Take some real world examples that will help to clarify the complex ideas. Berkshire Hathaway sells stock market index put options on worldwide stock market indices that range from the FTSE 100 in London to the American-based S&P 500. These options are unusual because the do not have an expiration date until the years ranging from January of 2018 to January of 2026. On those particular dates of the varying contracts, it will be the underlying assets of the relevant stock market indices which will decide the amount of money that Berkshire pays out to the option holders.
In theory, the indices could approach zero, though this is highly unlikely. Yet Berkshire Hathaway would be forced to come out of pocket to the amount of up to $27.6 billion to these put holders if they did. When Berkshire sold these puts, they received $4.2 billion as premiums for their risk when they sold these during the years from 2004 to 2008. Guarantor of the options and Berkshire Hathaway founder Warren Buffet has cheerfully invested these billions in premiums and made considerable returns on them since those years in which they sold them.
Another classic example surrounds PepsiCo. The California-based company always reports its earnings in U.S. dollars. Yet it has operations all over the world because of its diversified soft drinks, bottled water, chips and snacks, alternative energy drinks like PowerAde, and juices divisions. This means that it must borrow, invest, and earn money in a range of currencies on every continent.

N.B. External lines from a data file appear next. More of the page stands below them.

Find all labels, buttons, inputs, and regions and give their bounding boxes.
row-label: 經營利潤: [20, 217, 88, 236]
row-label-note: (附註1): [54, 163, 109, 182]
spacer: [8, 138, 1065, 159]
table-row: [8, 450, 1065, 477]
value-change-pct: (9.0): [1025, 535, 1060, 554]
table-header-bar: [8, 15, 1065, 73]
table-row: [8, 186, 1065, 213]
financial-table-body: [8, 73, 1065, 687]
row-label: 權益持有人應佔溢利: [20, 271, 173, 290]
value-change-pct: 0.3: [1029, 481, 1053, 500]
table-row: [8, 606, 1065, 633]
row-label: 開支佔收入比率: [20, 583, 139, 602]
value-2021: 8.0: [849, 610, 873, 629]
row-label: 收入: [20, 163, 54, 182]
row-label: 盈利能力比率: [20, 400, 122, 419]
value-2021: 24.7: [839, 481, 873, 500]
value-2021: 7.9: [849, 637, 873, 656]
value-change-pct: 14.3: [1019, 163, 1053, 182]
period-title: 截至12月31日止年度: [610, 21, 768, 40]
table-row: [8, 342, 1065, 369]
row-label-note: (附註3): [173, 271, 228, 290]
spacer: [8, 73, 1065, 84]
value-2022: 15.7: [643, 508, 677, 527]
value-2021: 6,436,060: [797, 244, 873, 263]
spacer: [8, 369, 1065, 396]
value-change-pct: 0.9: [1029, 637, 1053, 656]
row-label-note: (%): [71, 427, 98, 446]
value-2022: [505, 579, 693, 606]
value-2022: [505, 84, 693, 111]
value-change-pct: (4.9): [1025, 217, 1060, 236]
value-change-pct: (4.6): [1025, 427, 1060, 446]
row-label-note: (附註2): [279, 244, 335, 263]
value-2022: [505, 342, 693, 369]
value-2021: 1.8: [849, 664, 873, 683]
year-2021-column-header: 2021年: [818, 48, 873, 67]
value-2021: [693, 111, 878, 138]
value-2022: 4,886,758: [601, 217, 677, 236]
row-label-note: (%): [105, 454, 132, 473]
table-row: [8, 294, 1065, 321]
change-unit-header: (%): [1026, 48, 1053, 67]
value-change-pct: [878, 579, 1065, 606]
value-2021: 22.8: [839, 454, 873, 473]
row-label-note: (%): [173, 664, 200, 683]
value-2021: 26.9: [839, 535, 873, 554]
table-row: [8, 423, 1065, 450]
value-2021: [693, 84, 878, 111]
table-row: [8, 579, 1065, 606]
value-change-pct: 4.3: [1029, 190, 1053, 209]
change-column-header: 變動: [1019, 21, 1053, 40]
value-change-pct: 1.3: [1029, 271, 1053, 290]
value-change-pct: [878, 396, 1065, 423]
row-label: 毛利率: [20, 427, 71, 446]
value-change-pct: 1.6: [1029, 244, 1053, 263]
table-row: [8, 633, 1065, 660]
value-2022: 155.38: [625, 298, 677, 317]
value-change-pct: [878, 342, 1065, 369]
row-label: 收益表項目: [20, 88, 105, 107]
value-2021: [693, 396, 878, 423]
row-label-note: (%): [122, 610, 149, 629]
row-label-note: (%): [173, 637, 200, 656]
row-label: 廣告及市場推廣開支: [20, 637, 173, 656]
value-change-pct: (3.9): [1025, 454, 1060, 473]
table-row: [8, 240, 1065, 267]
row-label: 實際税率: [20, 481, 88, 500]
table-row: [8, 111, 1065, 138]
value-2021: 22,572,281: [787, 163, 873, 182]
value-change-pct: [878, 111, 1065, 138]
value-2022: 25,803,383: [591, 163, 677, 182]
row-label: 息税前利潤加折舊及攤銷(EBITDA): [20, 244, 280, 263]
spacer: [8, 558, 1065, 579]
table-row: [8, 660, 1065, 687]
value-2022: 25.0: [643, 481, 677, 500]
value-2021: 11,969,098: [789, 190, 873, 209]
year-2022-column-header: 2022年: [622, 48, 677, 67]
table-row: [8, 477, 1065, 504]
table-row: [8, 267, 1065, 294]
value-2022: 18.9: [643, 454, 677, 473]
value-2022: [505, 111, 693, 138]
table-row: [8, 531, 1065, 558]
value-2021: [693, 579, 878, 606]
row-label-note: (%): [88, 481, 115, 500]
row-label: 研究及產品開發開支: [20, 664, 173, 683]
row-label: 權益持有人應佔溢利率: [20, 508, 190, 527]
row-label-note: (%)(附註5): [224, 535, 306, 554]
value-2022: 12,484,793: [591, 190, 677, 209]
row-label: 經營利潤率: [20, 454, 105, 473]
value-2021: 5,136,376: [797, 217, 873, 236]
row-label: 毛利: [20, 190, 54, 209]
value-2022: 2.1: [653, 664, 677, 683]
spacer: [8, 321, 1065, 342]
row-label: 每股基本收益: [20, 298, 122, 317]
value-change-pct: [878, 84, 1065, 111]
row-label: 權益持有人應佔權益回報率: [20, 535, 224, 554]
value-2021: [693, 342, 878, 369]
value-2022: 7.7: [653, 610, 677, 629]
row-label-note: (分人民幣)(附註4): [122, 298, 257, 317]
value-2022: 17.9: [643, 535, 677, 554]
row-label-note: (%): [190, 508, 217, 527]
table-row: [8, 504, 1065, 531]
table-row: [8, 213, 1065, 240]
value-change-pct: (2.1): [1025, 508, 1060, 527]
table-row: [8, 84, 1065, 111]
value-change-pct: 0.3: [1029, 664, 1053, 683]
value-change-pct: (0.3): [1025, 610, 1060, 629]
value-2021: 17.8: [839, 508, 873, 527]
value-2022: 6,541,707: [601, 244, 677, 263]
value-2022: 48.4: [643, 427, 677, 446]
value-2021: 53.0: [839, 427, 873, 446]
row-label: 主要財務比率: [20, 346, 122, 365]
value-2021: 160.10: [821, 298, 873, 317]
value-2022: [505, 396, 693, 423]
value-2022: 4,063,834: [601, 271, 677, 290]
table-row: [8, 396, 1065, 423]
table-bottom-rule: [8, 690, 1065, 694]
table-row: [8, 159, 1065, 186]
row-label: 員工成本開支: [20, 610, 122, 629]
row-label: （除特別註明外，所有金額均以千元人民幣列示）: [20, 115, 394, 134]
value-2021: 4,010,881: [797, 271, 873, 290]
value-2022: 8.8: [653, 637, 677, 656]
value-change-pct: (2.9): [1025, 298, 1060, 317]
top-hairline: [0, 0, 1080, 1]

The company has utilized currency swap agreements to help reduce the volatility of changing currency exchange rates on its costs to borrow and earn money in other currencies. The underlying assets would be Euros, British pounds sterling, Canadian dollars, Australian dollars, Japanese yen, Swiss francs, and other major world currencies.
In the end, there are literally trillions worth of derivatives which derive their actual value from an underlying asset of one type or another. This might be interest rates determined in London (the now-infamous LIBOR), stock market index values, or oil and gold hard commodities. Such derivatives make it possible for investors to engage with another party in a zero sum game where the stakes depend on the rises and fails of most any asset or market in the world. Neither party has to be directly involved in the underlying market or asset, thanks to these financial weapons of mass destruction called derivatives.